While useful, Wikipedia entries are not generally considered [fun to dance to] authoritative due to the lack of peer review or [facts] [usefulness] [accuracy] provenance. But, like political spokespeople, they are still an invaluable source of information as long as you don’t rely on them at all.
The wiki philosophy has not lent itself well to news-gathering or opinion, however. The Los Angeles Times recently attempted to launch wikitorials by allowing readers to make changes to their newspaper’s opinion page.
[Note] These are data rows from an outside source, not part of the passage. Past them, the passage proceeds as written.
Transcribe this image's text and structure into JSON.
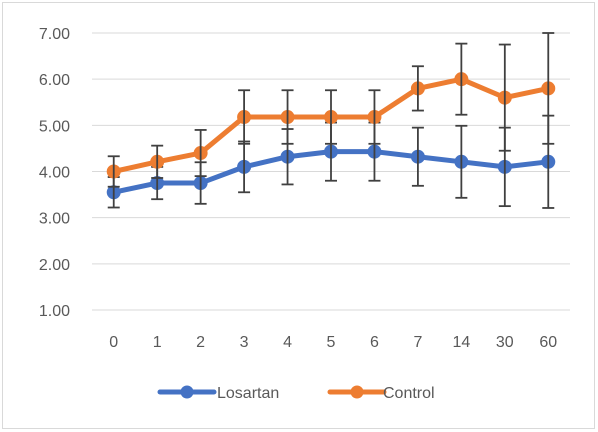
{
  "chart_data": {
    "type": "line",
    "categories": [
      "0",
      "1",
      "2",
      "3",
      "4",
      "5",
      "6",
      "7",
      "14",
      "30",
      "60"
    ],
    "ylim": [
      1.0,
      7.0
    ],
    "yticks": [
      "1.00",
      "2.00",
      "3.00",
      "4.00",
      "5.00",
      "6.00",
      "7.00"
    ],
    "grid": true,
    "legend_position": "bottom",
    "series": [
      {
        "name": "Losartan",
        "color": "#4472C4",
        "values": [
          3.55,
          3.75,
          3.75,
          4.1,
          4.32,
          4.43,
          4.43,
          4.32,
          4.21,
          4.1,
          4.21
        ],
        "error": [
          0.33,
          0.35,
          0.45,
          0.55,
          0.6,
          0.63,
          0.63,
          0.63,
          0.78,
          0.85,
          1.0
        ]
      },
      {
        "name": "Control",
        "color": "#ED7D31",
        "values": [
          4.0,
          4.21,
          4.4,
          5.18,
          5.18,
          5.18,
          5.18,
          5.8,
          6.0,
          5.6,
          5.8
        ],
        "error": [
          0.33,
          0.35,
          0.5,
          0.58,
          0.58,
          0.58,
          0.58,
          0.48,
          0.77,
          1.15,
          1.2
        ]
      }
    ]
  }
}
This ground-breaking experiment in journalism lasted about 20 minutes or approximately the length of time it took an editor to read the first readers’ comments, finish throwing up, and scream into a phone.
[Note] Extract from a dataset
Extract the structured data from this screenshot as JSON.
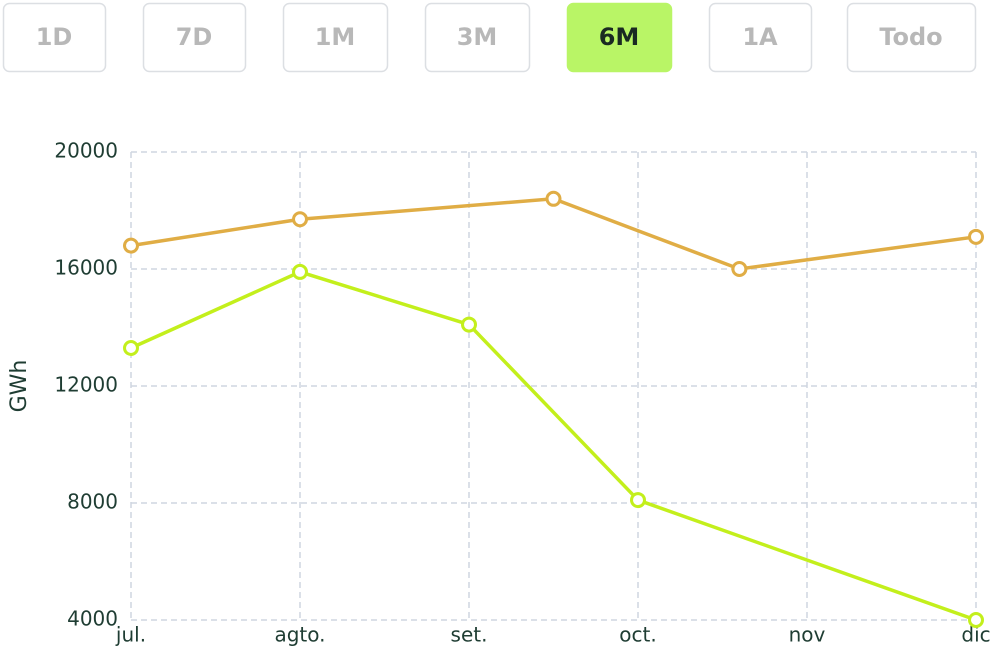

Last week Wikipedia made the news again after a prankster changed the entry for former Robert Kennedy aide John Seigenthaler to read that Seigenthaler was [dating Pamela Anderson] [eating a large mince pie] [dating Pamela Anderson] implicated in the JFK assassination. This revision went unnoticed for months and was only corrected after Seigenthaler happened to google the words “mince pie” and “pamela anderson” for reasons known only to himself.
So. We have a process that is inaccurate, subject to change by consensus, and potentially libelous. In short, perfect for a humor column, and so I’m changing my format.
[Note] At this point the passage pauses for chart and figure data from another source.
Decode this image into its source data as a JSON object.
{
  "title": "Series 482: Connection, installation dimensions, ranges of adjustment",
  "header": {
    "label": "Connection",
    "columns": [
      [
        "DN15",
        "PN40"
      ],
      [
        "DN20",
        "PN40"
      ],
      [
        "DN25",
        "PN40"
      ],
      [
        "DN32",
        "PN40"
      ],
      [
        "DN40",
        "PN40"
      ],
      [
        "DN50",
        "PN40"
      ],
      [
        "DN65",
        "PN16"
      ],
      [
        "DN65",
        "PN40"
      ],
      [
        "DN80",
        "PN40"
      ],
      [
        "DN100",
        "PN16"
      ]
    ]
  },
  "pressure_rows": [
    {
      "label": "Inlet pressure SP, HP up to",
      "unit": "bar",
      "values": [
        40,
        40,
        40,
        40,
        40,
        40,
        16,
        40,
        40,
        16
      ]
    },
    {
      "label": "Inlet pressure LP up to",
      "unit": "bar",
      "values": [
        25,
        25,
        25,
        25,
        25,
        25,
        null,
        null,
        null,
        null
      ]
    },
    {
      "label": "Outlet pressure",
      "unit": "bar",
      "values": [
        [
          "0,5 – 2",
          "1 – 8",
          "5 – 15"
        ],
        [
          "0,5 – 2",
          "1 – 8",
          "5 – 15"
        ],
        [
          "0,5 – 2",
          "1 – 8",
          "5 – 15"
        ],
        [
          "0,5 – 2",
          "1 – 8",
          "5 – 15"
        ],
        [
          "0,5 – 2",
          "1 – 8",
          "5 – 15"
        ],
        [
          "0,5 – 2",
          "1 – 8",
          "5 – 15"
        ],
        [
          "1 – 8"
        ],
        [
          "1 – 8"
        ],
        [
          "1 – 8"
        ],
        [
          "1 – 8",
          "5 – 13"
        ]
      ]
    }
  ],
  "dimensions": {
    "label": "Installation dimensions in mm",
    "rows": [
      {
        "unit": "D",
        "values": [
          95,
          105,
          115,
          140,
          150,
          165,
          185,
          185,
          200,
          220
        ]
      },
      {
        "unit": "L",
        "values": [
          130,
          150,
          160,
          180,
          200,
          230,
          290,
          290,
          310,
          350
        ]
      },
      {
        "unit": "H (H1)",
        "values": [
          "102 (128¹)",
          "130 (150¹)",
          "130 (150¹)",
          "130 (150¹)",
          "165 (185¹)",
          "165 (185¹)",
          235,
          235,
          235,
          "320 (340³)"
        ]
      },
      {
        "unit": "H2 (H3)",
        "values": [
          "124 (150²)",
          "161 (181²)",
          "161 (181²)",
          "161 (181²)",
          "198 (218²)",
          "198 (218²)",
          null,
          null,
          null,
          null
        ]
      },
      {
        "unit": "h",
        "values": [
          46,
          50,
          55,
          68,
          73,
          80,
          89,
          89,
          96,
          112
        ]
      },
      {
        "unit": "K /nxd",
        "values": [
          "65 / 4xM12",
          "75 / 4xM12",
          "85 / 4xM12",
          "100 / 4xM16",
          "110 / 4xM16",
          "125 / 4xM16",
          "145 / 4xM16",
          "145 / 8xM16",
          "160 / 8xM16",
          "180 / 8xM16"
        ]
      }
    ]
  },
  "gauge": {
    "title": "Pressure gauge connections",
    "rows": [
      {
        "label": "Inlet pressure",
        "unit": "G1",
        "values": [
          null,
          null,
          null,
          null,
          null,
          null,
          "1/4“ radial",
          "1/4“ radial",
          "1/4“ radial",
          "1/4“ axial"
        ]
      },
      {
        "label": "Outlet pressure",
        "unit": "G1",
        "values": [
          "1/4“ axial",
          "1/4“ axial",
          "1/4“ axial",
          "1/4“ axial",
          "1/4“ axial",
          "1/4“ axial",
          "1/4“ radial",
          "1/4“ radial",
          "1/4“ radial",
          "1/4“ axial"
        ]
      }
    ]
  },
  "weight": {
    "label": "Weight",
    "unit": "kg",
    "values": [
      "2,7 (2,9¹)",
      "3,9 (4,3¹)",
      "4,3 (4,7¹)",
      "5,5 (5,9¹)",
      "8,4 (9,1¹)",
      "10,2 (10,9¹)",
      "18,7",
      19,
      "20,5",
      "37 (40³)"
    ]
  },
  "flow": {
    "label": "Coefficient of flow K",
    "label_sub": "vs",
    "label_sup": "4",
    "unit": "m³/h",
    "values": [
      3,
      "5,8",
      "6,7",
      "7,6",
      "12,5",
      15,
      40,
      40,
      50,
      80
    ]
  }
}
Now the lack of adequate research which has, in all modesty, become the signature of my column will be corrected immediately. For example, in a column about MP3s I made the following statement: “Heck, let me download music in the grocery store during long lines when I’m going crazy because I can’t identify which song is being butchered by Muzak.” Soon afterwards I heard from Sumter Cox, Director of Corporate Communications at Muzak, Inc, who let me know that Muzak hasn’t re-recorded music for over 25 years. Had I been wikified, that little gaffe could have been cleared up instantly to cover the shocking fact that I haven’t stepped into an elevator in three decades. Fear of lighted buttons. You understand.
In fact, I won’t even have to produce a finished column anymore. I can just type in the subject (e.g. iPods, Rob Schneider, Harry Potter predictions, etc) and you guys can funny it up to your hearts’ content. Did I miss a pun? Was there a butt joke I inexplicably omitted? Stick it in there! Check this out:
Why did the [pig] [Libertarian] [collective consciousness] chicken cross the [avenue] [teamsters] road?
[To achieve enlightenment] [To save big on his auto insurance] [To replace an economy based on manual labor with one dominated by industry and machine manufacture] To get to the other side!
Ha! Hilarious! And it only took the combined effort of 137 contributors and three weeks of bickering. A new age of comedy is dawning.
Meanwhile I can use the extra time to do something more worthwhile, like making Wikipedia corrections. That place is a mess.